There is a danger in a single story! Do not tell me how to express my pain!
Oyite Ojok’s Death Was Celebrated By Those Mourning Tumwine.
The story of oyite ojok is a such single story!
Building a whole thesis based on those who “celebrated oyite ojoks death” without bothering to question why they celebrated his death is a major fallacy!
It does of course create the false impression that those who celebrated his death are fickle evil minded people who celebrated the death of a peaceful man who never harmed anyone!
The closest modern equivalent would be saying that those in Kasese who would celebrate general Elwelu’s death if karma were to visit him in the arse are evil as are their kin and all of their tribe and nation.

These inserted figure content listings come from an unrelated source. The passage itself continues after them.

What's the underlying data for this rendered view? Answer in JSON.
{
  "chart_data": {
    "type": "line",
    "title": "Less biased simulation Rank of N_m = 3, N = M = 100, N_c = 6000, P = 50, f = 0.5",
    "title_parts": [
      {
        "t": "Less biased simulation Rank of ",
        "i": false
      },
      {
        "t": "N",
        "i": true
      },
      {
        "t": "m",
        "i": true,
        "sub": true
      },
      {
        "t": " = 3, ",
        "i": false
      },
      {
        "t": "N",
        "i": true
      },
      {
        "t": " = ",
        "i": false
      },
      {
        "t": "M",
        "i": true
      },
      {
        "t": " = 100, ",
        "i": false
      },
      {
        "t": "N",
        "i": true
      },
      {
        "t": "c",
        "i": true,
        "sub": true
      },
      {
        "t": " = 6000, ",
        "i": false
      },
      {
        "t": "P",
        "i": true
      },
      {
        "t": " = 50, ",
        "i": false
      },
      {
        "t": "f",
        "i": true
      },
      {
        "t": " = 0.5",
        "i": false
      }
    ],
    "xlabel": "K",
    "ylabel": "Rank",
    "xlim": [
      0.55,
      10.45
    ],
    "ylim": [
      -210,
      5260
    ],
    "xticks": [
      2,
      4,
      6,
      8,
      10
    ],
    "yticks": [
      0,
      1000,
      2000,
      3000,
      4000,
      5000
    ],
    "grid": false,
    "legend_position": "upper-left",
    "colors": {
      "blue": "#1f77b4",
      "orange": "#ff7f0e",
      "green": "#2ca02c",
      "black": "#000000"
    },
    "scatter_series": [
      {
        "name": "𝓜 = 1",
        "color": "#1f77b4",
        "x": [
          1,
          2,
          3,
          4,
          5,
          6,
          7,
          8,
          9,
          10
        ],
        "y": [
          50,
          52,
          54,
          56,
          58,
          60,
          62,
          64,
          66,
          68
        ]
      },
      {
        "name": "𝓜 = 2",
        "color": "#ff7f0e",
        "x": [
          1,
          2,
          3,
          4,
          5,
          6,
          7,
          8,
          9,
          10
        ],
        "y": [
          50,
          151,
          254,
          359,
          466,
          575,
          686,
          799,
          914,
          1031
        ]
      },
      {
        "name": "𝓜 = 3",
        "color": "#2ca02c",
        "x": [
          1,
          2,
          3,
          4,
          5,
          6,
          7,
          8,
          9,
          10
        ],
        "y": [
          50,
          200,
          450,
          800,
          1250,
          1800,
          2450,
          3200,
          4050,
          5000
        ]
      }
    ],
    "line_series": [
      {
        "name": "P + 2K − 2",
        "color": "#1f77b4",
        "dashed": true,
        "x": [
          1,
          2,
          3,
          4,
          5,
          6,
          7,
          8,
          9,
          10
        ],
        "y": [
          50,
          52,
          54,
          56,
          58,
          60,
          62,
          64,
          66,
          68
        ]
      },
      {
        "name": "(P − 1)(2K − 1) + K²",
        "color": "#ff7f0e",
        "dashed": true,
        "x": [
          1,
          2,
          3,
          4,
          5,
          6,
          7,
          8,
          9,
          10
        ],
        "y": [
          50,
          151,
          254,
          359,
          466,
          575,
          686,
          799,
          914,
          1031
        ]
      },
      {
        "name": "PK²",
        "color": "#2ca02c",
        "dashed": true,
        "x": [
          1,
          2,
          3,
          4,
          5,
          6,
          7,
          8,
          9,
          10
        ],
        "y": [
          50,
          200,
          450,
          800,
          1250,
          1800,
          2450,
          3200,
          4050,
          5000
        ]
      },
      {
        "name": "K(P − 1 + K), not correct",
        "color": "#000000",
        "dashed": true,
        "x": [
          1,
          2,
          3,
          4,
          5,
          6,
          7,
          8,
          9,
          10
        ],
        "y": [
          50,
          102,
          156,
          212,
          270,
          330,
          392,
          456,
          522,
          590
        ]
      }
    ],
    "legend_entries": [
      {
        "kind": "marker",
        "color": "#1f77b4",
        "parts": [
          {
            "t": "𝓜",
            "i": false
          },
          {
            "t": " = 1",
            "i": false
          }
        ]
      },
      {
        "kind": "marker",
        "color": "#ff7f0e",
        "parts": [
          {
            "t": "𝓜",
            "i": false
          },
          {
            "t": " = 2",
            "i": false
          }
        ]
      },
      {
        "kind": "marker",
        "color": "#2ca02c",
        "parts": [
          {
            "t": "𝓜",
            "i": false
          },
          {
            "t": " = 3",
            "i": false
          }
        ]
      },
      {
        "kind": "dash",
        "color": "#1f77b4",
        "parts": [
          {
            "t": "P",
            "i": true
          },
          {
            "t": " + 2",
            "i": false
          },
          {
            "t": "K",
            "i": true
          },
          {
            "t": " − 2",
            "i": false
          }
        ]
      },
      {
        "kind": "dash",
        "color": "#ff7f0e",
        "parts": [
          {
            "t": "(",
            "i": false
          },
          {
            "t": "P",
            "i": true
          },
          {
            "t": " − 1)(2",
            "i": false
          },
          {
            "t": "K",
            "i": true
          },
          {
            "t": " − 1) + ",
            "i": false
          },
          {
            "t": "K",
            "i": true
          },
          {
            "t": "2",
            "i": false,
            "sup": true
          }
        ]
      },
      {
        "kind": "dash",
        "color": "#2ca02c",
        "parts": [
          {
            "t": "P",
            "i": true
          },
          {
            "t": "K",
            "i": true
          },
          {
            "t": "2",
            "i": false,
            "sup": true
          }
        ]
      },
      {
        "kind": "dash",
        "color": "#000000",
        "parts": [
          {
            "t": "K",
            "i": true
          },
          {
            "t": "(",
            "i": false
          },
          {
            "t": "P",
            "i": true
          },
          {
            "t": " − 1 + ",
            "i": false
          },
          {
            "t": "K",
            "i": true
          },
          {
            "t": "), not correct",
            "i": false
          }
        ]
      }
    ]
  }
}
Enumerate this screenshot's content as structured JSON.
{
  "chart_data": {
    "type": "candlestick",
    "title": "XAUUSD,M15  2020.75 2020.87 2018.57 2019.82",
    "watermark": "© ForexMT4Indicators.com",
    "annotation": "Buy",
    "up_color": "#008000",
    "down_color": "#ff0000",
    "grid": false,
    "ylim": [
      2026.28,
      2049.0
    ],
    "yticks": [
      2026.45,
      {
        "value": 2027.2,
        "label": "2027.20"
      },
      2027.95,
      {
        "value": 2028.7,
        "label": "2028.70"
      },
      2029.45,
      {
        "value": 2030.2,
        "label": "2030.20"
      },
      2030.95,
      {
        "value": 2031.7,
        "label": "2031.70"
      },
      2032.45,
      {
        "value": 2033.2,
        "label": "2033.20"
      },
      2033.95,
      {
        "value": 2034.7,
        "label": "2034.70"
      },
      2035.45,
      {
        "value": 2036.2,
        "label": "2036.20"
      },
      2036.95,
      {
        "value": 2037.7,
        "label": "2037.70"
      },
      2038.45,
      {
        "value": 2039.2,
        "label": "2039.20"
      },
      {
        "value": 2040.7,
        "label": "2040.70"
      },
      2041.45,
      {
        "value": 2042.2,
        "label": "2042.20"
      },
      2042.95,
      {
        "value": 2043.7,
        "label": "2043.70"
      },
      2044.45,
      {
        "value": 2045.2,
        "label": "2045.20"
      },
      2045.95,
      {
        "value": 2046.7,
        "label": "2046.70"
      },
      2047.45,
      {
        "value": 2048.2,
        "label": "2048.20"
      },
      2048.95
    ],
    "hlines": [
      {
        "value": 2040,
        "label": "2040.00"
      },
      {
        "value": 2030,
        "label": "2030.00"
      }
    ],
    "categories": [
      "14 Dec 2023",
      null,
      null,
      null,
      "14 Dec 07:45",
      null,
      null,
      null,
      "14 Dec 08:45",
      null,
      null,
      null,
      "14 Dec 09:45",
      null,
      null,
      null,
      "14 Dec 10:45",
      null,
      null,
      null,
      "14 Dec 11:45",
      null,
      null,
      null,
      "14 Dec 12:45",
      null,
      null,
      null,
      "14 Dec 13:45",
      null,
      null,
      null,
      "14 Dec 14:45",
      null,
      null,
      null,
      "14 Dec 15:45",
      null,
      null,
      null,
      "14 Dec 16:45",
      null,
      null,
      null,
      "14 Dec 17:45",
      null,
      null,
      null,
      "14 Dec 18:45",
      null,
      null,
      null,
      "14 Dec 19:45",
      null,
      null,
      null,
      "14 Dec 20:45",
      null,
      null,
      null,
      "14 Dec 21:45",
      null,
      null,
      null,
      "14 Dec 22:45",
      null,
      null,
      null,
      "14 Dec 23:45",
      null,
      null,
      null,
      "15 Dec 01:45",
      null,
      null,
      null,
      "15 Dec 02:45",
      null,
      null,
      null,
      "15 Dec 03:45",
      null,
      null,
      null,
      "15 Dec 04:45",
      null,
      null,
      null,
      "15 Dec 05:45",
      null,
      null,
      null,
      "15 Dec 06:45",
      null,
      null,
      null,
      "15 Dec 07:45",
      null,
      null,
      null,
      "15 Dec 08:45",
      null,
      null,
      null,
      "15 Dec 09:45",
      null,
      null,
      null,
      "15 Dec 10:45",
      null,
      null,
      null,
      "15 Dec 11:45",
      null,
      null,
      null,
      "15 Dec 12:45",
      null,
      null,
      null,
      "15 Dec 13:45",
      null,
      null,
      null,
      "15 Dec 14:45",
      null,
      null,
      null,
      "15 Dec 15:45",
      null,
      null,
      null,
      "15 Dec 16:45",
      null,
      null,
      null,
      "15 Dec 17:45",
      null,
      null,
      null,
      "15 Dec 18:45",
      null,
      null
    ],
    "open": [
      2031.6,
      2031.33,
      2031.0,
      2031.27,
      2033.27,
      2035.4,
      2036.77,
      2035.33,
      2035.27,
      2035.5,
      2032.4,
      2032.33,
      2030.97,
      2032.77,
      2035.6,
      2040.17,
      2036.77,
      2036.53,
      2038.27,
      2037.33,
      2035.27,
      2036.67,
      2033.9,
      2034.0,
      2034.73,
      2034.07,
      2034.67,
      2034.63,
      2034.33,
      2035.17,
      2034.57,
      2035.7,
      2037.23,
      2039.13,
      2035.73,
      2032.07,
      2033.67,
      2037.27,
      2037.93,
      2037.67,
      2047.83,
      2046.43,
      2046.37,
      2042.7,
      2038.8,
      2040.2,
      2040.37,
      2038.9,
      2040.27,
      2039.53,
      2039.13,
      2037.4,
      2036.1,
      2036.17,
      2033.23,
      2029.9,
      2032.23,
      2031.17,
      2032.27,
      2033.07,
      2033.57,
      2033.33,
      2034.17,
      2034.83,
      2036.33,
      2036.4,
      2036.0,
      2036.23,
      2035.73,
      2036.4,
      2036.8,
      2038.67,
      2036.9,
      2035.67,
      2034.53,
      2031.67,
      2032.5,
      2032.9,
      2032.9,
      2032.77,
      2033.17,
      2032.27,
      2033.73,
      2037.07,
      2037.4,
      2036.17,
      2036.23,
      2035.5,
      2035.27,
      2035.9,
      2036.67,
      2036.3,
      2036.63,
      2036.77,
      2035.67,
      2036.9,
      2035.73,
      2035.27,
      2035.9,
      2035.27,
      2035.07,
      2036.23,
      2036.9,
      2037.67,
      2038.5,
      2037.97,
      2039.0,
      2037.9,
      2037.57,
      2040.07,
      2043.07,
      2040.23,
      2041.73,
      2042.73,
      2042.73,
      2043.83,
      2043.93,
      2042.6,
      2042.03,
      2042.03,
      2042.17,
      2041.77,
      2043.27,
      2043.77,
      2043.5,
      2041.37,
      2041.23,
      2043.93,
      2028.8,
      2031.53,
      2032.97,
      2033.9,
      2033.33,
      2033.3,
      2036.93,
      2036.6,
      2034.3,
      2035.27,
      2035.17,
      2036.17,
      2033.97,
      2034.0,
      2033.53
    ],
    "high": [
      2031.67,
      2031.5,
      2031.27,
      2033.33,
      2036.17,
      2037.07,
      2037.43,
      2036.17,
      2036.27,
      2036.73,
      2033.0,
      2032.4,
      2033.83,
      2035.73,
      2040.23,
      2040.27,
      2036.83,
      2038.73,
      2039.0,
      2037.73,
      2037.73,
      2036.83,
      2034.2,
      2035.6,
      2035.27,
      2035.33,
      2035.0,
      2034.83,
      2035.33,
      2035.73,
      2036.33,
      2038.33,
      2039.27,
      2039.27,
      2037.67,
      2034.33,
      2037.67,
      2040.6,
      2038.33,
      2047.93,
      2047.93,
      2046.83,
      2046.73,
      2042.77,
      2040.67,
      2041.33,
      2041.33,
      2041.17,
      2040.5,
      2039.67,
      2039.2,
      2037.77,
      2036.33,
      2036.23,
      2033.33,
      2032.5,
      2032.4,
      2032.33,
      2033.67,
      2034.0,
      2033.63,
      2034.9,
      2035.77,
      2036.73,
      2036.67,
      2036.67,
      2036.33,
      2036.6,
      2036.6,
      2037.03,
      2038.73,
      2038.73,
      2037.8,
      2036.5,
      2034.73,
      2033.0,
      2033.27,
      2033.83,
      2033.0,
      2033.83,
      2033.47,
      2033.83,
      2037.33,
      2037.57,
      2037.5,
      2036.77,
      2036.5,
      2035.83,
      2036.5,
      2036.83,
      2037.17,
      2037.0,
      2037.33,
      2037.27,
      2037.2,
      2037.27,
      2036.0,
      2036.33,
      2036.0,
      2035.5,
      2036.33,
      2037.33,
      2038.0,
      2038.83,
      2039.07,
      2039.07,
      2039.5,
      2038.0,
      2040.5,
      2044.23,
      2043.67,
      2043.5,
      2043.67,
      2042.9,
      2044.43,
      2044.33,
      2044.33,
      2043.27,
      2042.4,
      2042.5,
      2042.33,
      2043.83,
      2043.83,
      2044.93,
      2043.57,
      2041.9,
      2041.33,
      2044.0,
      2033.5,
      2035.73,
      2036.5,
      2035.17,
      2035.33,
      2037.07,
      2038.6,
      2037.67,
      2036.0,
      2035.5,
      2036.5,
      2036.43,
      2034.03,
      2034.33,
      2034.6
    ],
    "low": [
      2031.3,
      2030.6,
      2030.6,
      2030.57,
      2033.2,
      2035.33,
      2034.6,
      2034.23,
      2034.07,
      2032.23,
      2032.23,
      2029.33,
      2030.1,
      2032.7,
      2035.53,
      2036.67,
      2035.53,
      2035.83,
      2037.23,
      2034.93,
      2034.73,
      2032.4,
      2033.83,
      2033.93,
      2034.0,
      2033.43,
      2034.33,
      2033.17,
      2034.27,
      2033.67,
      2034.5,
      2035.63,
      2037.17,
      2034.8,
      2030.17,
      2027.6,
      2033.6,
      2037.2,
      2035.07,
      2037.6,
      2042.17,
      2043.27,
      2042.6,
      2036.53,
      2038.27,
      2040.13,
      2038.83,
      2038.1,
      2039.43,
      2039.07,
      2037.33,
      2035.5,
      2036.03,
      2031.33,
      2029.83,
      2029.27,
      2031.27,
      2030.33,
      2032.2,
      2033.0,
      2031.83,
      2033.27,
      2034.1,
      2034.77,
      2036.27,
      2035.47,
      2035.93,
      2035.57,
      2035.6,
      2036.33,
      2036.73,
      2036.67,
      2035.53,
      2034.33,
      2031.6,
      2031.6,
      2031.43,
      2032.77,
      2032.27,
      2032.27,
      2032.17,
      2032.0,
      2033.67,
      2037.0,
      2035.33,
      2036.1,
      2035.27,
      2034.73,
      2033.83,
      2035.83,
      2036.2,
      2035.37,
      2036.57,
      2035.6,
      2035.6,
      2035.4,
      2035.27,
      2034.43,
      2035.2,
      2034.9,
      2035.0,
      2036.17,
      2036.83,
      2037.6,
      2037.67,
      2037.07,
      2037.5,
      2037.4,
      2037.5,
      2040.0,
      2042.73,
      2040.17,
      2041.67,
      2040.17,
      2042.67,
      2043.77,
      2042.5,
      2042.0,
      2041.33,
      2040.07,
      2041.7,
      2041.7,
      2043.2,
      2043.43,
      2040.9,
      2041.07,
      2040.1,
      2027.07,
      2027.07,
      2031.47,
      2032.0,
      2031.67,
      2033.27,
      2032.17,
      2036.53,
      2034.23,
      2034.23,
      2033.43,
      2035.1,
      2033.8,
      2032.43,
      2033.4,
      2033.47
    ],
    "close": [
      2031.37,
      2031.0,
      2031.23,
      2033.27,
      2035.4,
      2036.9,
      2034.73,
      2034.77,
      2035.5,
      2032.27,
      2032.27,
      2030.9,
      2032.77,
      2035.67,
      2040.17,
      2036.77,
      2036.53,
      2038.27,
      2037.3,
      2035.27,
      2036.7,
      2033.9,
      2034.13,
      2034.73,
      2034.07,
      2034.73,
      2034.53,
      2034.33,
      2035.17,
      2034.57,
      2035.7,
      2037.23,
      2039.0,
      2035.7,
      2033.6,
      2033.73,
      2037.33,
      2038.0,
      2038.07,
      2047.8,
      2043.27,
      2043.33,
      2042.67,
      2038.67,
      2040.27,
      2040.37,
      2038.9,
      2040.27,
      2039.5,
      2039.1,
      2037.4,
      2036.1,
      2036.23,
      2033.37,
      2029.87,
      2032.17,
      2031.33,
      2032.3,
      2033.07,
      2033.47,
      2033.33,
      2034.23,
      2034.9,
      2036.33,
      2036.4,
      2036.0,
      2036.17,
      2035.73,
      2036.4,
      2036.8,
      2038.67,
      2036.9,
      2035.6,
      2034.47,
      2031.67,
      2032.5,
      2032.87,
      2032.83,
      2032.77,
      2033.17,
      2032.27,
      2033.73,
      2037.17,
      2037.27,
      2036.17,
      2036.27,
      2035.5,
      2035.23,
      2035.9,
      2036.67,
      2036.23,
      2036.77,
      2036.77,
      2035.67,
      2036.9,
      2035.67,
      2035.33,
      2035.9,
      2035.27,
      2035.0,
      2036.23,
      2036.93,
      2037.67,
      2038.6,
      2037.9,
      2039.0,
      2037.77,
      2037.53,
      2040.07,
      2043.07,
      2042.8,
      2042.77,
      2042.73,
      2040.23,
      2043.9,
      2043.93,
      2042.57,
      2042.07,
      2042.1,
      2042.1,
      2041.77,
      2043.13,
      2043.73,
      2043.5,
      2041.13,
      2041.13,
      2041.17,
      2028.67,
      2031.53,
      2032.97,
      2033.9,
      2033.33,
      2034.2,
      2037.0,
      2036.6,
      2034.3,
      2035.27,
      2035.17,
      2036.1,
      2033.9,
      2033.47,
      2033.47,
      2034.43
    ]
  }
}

Such single sides narratives that celebrate your villain is my hero have been going on in Uganda for decades and demonstrate a lack of empathy and oversimplification of facts that is essentially best summarised as “your murderer is bad, my murderer is good”!
The contradiction is when we turn around and claim to be Ugandan nationalists … but those others are separatists and tribalism.
Until we learn to sit down and listen to the other side with empathy and understanding as to where they are coming from and why, this British experiment is a waste of time.
Incidentally some time in March, I had the same conversation with someone who took offence with a message that was going around on WhatsApp celebrating a claim that Tumwine and Kyaligonza were allegedly both unwell with advanced cancer. To this person this suggested that the author was evil minded and hateful. She thought it was in bad taste!
I asked them whether they ever wondered what personal experiences informed the person who chose to celebrate the impending deaths of these men who have caused a lot of suffering to other Ugandans in their long lives?
Your personal experience of oyite’s death as a child informing your present assessment of those who celebrated his death then or today is like a blind man claiming an elephant was long life a snake because they touched its trunk!
If you wish to tell Ugandan stories, ask for the other side of the story too and listen with empathy! There is a lot of pain and anger to go around in Uganda and it’s not only in one’s village! Acknowledge that yours is only one side of the story. Just like is unwise to hate all acholi because of the actions of one man, its also unwise to vilify those who may have been victims of that man and their whole nation!
The teeth may smile …! We cannot choose how others express their pain. Neither should we demand that others understand us when we do not seek to understand or empathise with them!
There is a danger in a single story … particularly when it’s used to justify hate for generations!
Your hero is my villain! That unfortunately is the essence of being Ugandan and until we understand that we shall forever keep going around in circles!
A single story. … is still a single story.
The mistake we make is in assuming that ours is the only story!